They aimed to stamp out the spiritual practices that many Sámi continued to practice alongside Christianity. Church authorities arrested, fined and sometimes even executed practitioners, while confiscating sacred drums to be destroyed or sent to distant museums.
The church’s ritual of confirmation, which marks the passage from adolescence into adulthood, also acquired legal status. Being confirmed required the ability to read and interpret the Bible and Martin Luther’s Catechism, a summary of the Lutheran Church’s beliefs. As the church became part of the state, people who had not received confirmation could not represent themselves in court, own land or even marry.

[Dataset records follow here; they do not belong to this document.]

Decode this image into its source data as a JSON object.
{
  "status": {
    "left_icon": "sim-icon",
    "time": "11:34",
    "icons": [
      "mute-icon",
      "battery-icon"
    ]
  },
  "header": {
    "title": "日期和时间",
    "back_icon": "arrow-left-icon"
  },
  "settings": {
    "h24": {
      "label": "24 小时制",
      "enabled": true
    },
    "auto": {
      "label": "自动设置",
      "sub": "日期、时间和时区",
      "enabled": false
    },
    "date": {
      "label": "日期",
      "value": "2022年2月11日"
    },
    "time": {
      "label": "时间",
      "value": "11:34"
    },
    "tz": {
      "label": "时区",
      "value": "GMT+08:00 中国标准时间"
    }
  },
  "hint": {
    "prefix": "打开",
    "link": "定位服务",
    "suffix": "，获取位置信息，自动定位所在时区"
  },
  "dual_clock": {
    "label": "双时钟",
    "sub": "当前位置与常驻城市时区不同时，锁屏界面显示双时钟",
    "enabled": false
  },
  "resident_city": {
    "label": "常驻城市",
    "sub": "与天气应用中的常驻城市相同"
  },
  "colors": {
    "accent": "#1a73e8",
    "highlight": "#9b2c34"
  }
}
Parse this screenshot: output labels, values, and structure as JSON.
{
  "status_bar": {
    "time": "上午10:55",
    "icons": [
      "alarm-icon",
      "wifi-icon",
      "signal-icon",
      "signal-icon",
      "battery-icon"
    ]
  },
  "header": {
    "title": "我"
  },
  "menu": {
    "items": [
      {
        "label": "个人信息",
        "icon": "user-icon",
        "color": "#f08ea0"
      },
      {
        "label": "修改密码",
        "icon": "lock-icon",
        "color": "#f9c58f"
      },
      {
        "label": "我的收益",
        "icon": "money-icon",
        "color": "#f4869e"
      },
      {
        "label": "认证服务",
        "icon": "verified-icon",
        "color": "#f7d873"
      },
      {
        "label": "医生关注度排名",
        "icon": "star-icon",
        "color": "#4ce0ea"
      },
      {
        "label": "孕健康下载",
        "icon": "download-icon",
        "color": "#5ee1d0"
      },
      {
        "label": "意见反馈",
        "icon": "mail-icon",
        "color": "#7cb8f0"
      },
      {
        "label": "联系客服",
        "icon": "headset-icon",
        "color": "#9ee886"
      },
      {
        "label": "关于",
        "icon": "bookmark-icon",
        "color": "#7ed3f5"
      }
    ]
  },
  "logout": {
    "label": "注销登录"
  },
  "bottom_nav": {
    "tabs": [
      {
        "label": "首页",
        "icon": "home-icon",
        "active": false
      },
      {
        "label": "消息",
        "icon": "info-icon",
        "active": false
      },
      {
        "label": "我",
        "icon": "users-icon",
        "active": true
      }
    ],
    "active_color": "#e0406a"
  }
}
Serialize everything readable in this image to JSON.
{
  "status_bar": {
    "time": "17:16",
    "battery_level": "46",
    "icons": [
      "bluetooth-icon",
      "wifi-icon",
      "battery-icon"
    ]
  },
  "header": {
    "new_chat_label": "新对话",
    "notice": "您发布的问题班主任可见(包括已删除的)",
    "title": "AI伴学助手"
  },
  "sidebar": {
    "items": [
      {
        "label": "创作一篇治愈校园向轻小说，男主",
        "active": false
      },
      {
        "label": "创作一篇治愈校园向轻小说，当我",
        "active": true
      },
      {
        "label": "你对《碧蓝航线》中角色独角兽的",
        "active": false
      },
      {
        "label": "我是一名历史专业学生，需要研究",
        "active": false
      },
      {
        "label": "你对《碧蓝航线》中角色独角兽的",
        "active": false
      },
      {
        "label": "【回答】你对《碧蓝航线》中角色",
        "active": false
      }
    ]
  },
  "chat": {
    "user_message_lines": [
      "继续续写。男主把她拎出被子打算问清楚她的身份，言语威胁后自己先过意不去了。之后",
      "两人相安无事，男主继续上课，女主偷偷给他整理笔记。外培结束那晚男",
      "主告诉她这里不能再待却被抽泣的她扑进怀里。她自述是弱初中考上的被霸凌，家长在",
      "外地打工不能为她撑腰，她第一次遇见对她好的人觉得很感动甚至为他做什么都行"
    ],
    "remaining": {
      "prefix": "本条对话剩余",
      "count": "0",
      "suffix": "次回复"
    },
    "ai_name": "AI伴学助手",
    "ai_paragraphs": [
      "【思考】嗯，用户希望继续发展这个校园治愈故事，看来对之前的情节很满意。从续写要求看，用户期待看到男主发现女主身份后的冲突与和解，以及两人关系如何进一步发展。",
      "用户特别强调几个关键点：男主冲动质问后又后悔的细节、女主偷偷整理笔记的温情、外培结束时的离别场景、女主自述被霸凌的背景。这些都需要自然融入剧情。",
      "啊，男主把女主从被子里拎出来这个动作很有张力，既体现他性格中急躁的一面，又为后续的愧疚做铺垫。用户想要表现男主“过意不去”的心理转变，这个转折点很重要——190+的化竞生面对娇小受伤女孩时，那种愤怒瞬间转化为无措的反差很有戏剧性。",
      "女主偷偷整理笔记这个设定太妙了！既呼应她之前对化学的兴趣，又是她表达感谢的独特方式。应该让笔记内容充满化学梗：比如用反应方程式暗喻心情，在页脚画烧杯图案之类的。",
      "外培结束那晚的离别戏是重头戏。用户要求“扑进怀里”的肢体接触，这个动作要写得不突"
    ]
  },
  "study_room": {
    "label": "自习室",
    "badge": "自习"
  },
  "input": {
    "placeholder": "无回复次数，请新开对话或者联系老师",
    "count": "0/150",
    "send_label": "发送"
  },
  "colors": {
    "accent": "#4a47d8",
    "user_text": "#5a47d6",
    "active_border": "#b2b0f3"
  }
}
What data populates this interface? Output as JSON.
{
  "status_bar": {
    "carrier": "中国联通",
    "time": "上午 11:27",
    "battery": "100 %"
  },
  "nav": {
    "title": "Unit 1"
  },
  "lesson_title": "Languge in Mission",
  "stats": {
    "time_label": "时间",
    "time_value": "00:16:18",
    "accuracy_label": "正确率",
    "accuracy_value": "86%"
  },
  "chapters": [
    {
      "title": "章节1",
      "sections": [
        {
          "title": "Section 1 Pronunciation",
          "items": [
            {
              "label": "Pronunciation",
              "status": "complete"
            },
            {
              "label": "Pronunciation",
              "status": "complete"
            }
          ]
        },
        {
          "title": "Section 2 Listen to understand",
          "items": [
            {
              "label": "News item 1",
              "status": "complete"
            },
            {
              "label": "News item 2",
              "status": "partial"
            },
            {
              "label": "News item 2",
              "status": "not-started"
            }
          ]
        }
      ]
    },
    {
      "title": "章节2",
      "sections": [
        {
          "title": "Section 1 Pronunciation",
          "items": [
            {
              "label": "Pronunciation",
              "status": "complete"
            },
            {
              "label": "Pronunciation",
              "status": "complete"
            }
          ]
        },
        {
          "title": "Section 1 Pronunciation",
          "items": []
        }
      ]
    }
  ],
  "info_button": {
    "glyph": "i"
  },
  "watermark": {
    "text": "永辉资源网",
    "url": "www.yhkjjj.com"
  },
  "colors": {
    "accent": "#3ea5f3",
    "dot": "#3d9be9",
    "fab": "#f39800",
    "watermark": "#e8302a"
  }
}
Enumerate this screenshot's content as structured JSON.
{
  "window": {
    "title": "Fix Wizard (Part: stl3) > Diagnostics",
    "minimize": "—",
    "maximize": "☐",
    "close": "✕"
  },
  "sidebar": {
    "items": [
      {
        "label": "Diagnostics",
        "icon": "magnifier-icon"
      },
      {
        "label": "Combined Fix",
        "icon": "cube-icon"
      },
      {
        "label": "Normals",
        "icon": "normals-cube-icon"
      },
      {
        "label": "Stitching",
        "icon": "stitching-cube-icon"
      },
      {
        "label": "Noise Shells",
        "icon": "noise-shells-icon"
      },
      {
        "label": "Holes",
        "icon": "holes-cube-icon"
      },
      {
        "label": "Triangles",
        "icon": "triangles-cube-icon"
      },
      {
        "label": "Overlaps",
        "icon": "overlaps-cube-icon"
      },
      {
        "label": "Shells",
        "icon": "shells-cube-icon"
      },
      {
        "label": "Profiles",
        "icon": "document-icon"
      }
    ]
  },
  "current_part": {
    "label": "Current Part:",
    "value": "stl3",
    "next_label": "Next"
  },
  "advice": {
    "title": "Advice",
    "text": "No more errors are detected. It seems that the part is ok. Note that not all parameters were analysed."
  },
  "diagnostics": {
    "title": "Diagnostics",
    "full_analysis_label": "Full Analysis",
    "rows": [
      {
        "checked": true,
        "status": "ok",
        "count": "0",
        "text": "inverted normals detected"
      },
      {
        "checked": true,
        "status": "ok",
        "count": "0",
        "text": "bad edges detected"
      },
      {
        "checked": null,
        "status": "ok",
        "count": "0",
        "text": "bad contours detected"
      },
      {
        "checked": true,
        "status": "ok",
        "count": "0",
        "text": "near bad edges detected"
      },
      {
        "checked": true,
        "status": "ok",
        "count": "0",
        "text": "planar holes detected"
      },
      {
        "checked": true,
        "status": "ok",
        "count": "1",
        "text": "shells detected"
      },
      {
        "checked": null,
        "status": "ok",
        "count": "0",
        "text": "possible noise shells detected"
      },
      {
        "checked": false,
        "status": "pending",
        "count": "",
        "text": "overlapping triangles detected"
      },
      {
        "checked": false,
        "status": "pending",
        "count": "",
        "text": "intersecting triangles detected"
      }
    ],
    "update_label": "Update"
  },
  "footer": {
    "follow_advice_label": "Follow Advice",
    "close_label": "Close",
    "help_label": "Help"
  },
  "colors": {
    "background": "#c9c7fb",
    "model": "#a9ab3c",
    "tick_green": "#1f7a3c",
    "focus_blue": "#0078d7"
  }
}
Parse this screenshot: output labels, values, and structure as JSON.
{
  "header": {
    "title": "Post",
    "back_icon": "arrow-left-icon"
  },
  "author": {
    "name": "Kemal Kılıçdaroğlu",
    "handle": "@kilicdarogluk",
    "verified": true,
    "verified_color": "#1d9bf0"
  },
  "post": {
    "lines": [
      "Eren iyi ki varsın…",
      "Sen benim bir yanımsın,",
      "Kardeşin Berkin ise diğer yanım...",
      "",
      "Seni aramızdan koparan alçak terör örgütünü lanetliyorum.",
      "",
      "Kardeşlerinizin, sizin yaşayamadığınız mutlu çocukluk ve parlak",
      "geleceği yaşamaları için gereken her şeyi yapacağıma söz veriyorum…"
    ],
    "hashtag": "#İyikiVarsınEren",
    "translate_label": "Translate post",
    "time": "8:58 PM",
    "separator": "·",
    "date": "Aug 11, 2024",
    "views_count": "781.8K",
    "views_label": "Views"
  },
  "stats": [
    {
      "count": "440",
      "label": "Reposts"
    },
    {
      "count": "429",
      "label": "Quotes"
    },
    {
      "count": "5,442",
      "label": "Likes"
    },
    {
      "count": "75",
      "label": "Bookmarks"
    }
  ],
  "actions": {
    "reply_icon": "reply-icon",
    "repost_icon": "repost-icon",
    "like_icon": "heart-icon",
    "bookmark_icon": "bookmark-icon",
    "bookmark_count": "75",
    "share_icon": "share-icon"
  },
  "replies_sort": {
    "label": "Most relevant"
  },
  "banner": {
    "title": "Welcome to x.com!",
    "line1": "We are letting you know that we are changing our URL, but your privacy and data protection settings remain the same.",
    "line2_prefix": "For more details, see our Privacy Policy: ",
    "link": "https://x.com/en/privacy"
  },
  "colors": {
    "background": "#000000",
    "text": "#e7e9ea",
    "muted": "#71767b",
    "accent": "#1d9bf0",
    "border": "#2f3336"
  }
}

And where Luther had called for religious instruction to occur in one’s native language, most Nordic clergy provided catechesis only in the majority language, considering Sámi language and traditions impediments to true conversion.
Assimilation efforts
During the late 19th and early 20th centuries, the new “nation states” of Finland, Norway and Sweden emerged on the world stage. In each country, political leaders conflated what the ancient Greeks called the “demos” – members of a political nation – with an “ethnos,” a cultural group. In order to belong to the Finnish, Norwegian and Swedish political nations, political and cultural leaders of these new states asserted that it was necessary to belong to the majority linguistic and cultural community.
Finland’s 1919 constitution made provision for Swedish, which is still used by about 5% of the population, as a national language alongside Finnish. However, the government accorded no such status to Sámi.
Both state-run residential boarding schools and schools run by churches included Lutheranism as a subject and strove relentlessly to assimilate Sámi into the majority culture, language and worldview, teaching children to see their culture as backward and shameful. Some church and school authorities cooperated with pseudoscientific racial researchers measuring students’ heads and excavating Sámi graves.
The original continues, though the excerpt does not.